I think you've got me thinking my way into a future post.

Expand full comment

Good! I'll check it out.

I guess: what's a better alternative? I haven't found one yet, at least not one that lets me publish the way I want to. I've worked on a few other platforms, but probably nowhere near as many as some folks here. Still, my feet have gotten wet in the past, and I have a feeling about what else is out there: not a ton.

Expand full comment

Sadly, I think the alternative is to invent a time machine and travel backwards and make sure that newspapers and magazines remain viable places for writers to publish their work and get paid reasonably for it. I think this is about as good as it gets for individuals now provided they have the drive to keep writing and some way to spread the word about their work. The website Deadspin is an alternative for writers who want to band together and create essentially a worker's collective where everyone gets enough to do their work, but there's no superstars. A number of Deadspin writers of high profile probably could go solo at a newsletter and make much more than they do now at Deadspin, but they made a different choice. That choice was bold and not at all destined for success, but they've made it work.

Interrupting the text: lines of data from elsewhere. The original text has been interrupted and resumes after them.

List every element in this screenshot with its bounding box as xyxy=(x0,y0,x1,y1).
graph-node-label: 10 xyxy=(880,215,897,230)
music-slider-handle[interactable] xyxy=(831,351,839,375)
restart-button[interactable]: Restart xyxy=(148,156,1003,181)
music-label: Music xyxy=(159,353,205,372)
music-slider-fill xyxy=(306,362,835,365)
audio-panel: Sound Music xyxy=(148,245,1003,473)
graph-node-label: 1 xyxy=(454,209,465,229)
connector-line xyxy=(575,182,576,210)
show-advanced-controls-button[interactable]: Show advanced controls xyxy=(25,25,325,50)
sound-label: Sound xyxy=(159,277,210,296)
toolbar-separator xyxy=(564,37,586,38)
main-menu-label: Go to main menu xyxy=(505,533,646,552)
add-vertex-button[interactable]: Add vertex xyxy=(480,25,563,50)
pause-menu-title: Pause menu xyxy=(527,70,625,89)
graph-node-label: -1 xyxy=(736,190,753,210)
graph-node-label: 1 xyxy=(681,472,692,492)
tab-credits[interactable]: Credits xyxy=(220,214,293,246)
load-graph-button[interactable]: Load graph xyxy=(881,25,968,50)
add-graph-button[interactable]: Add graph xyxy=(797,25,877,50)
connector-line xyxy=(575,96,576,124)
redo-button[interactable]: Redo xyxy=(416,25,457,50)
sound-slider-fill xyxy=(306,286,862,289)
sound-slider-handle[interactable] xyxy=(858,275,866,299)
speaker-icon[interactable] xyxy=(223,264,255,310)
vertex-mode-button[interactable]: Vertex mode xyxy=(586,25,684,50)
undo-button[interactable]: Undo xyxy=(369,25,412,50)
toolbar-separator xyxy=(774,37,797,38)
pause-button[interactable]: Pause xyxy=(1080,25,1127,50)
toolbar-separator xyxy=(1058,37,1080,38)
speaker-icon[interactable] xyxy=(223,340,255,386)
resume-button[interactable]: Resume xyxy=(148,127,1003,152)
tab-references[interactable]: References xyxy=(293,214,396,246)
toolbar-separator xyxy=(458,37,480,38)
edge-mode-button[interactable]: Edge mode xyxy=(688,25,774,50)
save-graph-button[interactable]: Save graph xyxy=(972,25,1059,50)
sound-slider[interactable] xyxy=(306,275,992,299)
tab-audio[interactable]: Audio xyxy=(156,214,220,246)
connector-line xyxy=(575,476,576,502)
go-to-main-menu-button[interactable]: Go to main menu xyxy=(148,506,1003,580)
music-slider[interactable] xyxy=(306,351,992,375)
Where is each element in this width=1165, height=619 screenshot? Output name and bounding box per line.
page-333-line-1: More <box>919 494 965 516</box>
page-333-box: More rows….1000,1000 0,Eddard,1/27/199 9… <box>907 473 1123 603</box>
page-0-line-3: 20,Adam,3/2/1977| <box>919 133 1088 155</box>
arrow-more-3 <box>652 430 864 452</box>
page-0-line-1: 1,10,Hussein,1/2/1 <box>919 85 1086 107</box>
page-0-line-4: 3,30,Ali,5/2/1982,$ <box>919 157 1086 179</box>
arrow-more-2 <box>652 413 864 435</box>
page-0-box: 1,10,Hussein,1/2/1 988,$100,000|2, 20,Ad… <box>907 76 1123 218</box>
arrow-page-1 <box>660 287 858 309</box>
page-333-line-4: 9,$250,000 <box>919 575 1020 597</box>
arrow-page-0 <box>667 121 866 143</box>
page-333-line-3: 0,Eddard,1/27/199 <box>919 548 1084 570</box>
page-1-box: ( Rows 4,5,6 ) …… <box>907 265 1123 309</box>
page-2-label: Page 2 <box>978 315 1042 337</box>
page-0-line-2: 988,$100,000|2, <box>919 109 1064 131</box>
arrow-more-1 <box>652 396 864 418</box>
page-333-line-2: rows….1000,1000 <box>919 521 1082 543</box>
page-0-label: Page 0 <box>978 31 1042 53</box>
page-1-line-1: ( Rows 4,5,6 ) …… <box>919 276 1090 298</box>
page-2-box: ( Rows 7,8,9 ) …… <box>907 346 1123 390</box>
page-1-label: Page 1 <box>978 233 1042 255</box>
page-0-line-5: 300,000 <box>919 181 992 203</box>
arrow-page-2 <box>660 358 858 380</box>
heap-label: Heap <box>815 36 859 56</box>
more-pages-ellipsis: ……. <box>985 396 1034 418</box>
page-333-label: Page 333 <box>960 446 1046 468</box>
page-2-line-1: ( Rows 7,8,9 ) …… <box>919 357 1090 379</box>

It does require some infrastructure for editing/production that being solo doesn't necessarily need, though many of the big newsletters with enough revenue have some kind of staff that they pay to help keep things moving.

When I was 15 (1985) if you'd told me that I was writing a weekly column for the Sunday Chicago Tribune (as I've been doing for over a decade) I would've assumed that was my "job" and it would be how I make my living. I'm grateful for the space to write there, but the money is just one of the blocks that I need to fit together to make an income. That labor is worth maybe 1/5th of of what it was paid in the past. I guess the question to keep wrestling with is how to make that labor something that brings in income that allows that labor to continue. For pretty much the entirety of my career, that mechanism has only been degrading, with a few stopgaps (like Substack) that allow a handful of people to rescue themselves, but which don't arrest the larger fall.

Expand full comment

It does seem like we are experiencing the "best of the worst" here. Let me know if you make any progress on that time machine, though! Writing professionally 30 years ago sounds amazing.

30 years ago, I was 18, and I was self-publishing everything: zines, music, you name it. My reach was tiny and my content was lousy, but it got better over the ensuing decades.

Unfortunately, I think I'm only just now beginning to make work worthy of pay, and now the competitive landscape is brutal. That being said, I am all right with steady income from a variety of sources. That's the message the universe has pounded into my brain as much as any other over the last several decades: thou shalt have multiple income streams.